Und weil die 11 der einzige Fehler am Client ist sei hier auch noch mal erwähnt, dass Direct Access nur mit Windows 7 Enterprise/Ultimate funktioniert.

Zudem sollte der Dienst "IKE- und AuthIP IPsec-Schlüsselerstellungsmodule" automatisch gestartet werden:

Es gibt noch eine ganze Reihe weiterer Fehler und Problemfälle, die ich aber nicht alle aufführen kann. Mit NETMON, PING, Traceroute und etwas Erfahrung im Troubleshooting mit Eventlog und anderen Werkzeugen sollten sie auch ihre Direct Access-Umgebung zum Laufen bekommen.

Fehlersuche von Hand (Windows 2008)

Wenn Sie verstanden haben, wie Direct Access "tickt", dann ist die Fehlersuche relativ schnell möglich. Ich gehe mal von der aus meiner Sicht häufigsten Konfiguration aus:

  • Zuerst sucht Direct Access nach der angegebenen URL um heraus zu finden, ob er intern oder extern ist
    ist er intern, dann kommt DA nicht zu Einsatz
  • Namensauflösung
    DA nutzt abhängig von der NRPT-Tabelle entweder die internen oder externen DNS-Server. Ein "PING" auf z.. www.google.de sollte eine externe IP-Adresse auflösen.

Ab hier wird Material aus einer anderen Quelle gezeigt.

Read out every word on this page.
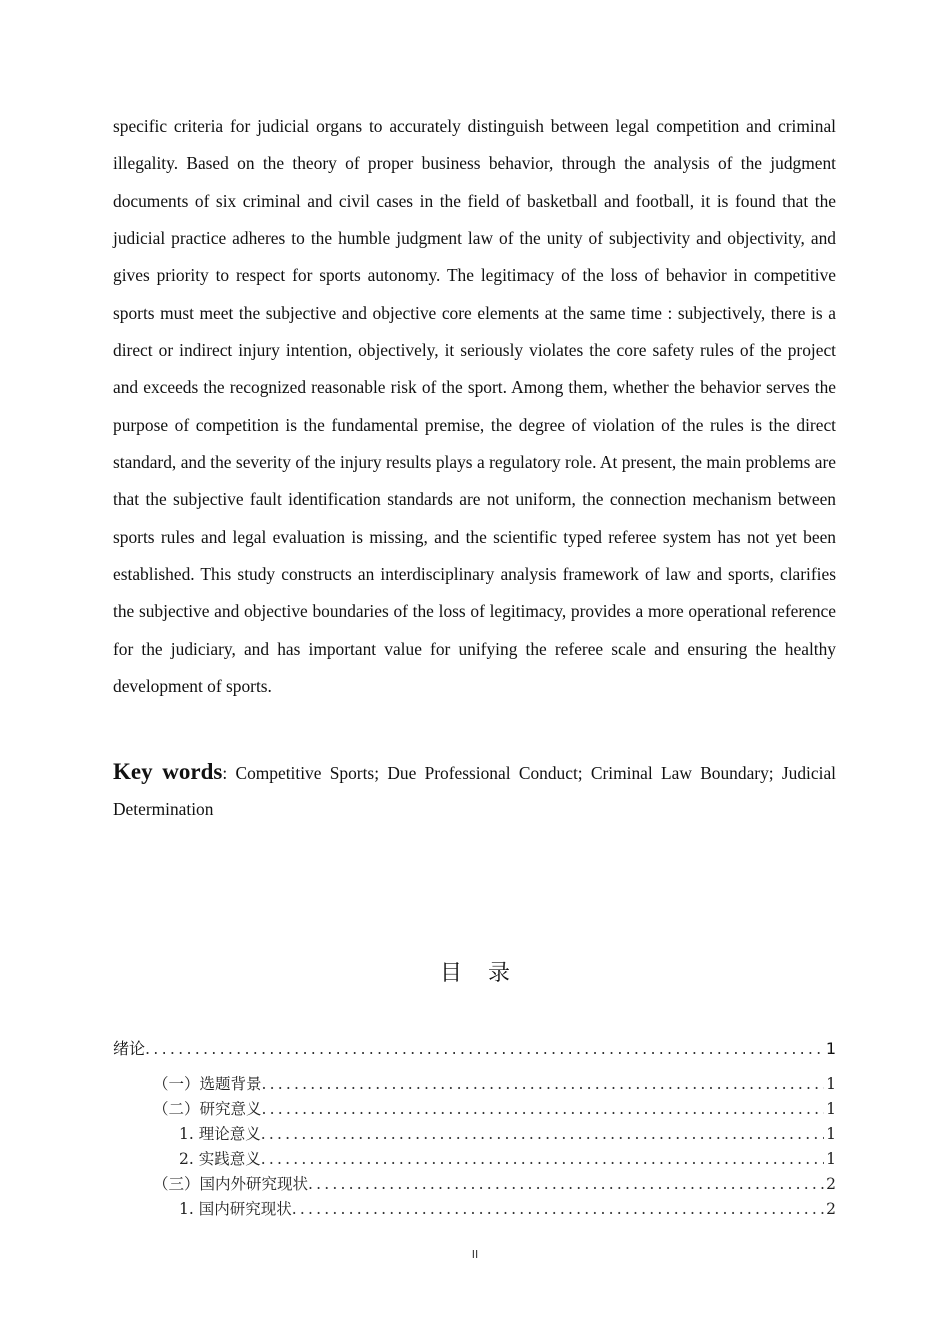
specific criteria for judicial organs to accurately distinguish between legal competition and criminal illegality. Based on the theory of proper business behavior, through the analysis of the judgment documents of six criminal and civil cases in the field of basketball and football, it is found that the judicial practice adheres to the humble judgment law of the unity of subjectivity and objectivity, and gives priority to respect for sports autonomy. The legitimacy of the loss of behavior in competitive sports must meet the subjective and objective core elements at the same time : subjectively, there is a direct or indirect injury intention, objectively, it seriously violates the core safety rules of the project and exceeds the recognized reasonable risk of the sport. Among them, whether the behavior serves the purpose of competition is the fundamental premise, the degree of violation of the rules is the direct standard, and the severity of the injury results plays a regulatory role. At present, the main problems are that the subjective fault identification standards are not uniform, the connection mechanism between sports rules and legal evaluation is missing, and the scientific typed referee system has not yet been established. This study constructs an interdisciplinary analysis framework of law and sports, clarifies the subjective and objective boundaries of the loss of legitimacy, provides a more operational reference for the judiciary, and has important value for unifying the referee scale and ensuring the healthy development of sports.

Key words: Competitive Sports; Due Professional Conduct; Criminal Law Boundary; Judicial Determination

目 录
绪论 .....	1
（一）选题背景 .....	1
（二）研究意义 .....	1
1. 理论意义 .....	1
2. 实践意义 .....	1
（三）国内外研究现状 .....	2
1. 国内研究现状 .....	2
II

Auf dem Direct Acces Server gibt es auch die "Monitoring"-Seite, die schnell anzeigt, welche Dienste gerade in Benutzung sind. Sind wie hier alle Dienste "Gelb", dann sind diese bereit aber gerade nicht aktiv. Sobald sich ein Client verbindet, wird die Anzeige grün. Dann lohnt es sich auch über "Details" letztlich den Windows Performance Monitor zu starten, um eine numerische Anzeige zum ausgewählten Protokoll zu erhalten.

Diese Anzeige ist nicht mehr verfügbar, wenn Sie parallel auch UAG installiert haben. Dann müssen Sie die Status-Webseite von uAG nutzen, die dann aber auch anzeigt, welche Benutzer wie angemeldet sind.